🤖 AI Summary
This study investigates the pronounced performance degradation of large language models (LLMs) when processing multi-instance inputs, a phenomenon that intensifies with increasing instance count—termed “performance collapse.” Through systematic evaluation of mainstream LLMs under controlled variations of context length and instance number, the work identifies instance quantity as the primary driver of performance decline, exerting a stronger effect than context length alone. Empirical results reveal that model performance begins to mildly deteriorate at 20–100 instances and subsequently undergoes sharp deterioration at larger scales. These findings offer novel empirical insights and a foundational understanding for advancing multi-instance reasoning mechanisms and guiding future model optimization strategies.
📝 Abstract
Users often rely on Large Language Models (LLMs) for processing multiple documents or performing analysis over a number of instances.

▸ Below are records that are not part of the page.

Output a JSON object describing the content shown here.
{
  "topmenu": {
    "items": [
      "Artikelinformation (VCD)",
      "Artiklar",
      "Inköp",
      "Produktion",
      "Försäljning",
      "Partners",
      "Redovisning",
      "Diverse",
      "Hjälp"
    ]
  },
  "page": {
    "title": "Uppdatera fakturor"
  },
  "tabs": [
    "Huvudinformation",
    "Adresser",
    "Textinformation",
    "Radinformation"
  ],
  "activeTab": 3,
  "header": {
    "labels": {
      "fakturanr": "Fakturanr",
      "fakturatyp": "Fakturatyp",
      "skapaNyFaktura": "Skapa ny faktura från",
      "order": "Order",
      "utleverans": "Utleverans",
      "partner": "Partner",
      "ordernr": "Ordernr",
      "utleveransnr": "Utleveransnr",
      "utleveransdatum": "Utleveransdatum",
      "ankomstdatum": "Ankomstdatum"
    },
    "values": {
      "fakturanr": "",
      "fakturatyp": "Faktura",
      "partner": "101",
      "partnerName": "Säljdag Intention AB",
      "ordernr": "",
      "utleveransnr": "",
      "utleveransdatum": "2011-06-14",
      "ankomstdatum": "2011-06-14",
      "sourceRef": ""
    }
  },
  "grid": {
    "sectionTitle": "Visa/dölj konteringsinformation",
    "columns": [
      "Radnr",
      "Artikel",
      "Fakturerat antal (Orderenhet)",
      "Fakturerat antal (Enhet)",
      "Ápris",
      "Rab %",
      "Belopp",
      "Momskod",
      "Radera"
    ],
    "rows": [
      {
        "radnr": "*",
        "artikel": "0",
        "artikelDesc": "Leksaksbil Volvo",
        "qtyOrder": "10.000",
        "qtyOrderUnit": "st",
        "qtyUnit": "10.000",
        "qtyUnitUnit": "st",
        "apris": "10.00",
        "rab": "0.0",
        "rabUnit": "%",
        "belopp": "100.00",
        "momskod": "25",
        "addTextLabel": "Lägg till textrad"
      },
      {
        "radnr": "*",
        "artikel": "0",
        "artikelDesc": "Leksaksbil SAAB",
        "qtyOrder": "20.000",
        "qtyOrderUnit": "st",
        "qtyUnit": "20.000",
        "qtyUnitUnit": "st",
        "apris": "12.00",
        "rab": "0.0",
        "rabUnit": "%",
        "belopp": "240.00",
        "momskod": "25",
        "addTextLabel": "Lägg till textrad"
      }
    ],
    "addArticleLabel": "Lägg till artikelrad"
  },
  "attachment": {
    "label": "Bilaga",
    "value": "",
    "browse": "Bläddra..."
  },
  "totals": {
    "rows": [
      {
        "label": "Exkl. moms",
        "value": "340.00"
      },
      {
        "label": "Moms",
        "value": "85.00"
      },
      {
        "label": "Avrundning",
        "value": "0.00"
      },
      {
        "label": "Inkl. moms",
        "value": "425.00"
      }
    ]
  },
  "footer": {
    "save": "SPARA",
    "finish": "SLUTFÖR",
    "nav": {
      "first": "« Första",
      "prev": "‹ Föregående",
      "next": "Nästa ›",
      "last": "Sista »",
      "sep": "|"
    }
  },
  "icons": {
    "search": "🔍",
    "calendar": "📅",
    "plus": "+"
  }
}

For example, analysing the overall sentiment of a number of movie reviews requires an LLM to process the sentiment of each review individually in order to provide a final aggregated answer. While LLM performance on such individual tasks is generally high, there has been little research on how LLMs perform when dealing with multi-instance inputs. In this paper, we perform a comprehensive evaluation of the multi-instance processing (MIP) ability of LLMs for tasks in which they excel individually. The results show that all LLMs follow a pattern of slight performance degradation for small numbers of instances (approximately 20-100), followed by a performance collapse on larger instance counts. Crucially, our analysis shows that while context length is associated with this degradation, the number of instances has a stronger effect on the final results. This finding suggests that when optimising LLM performance for MIP, attention should be paid to both context length and, in particular, instance count.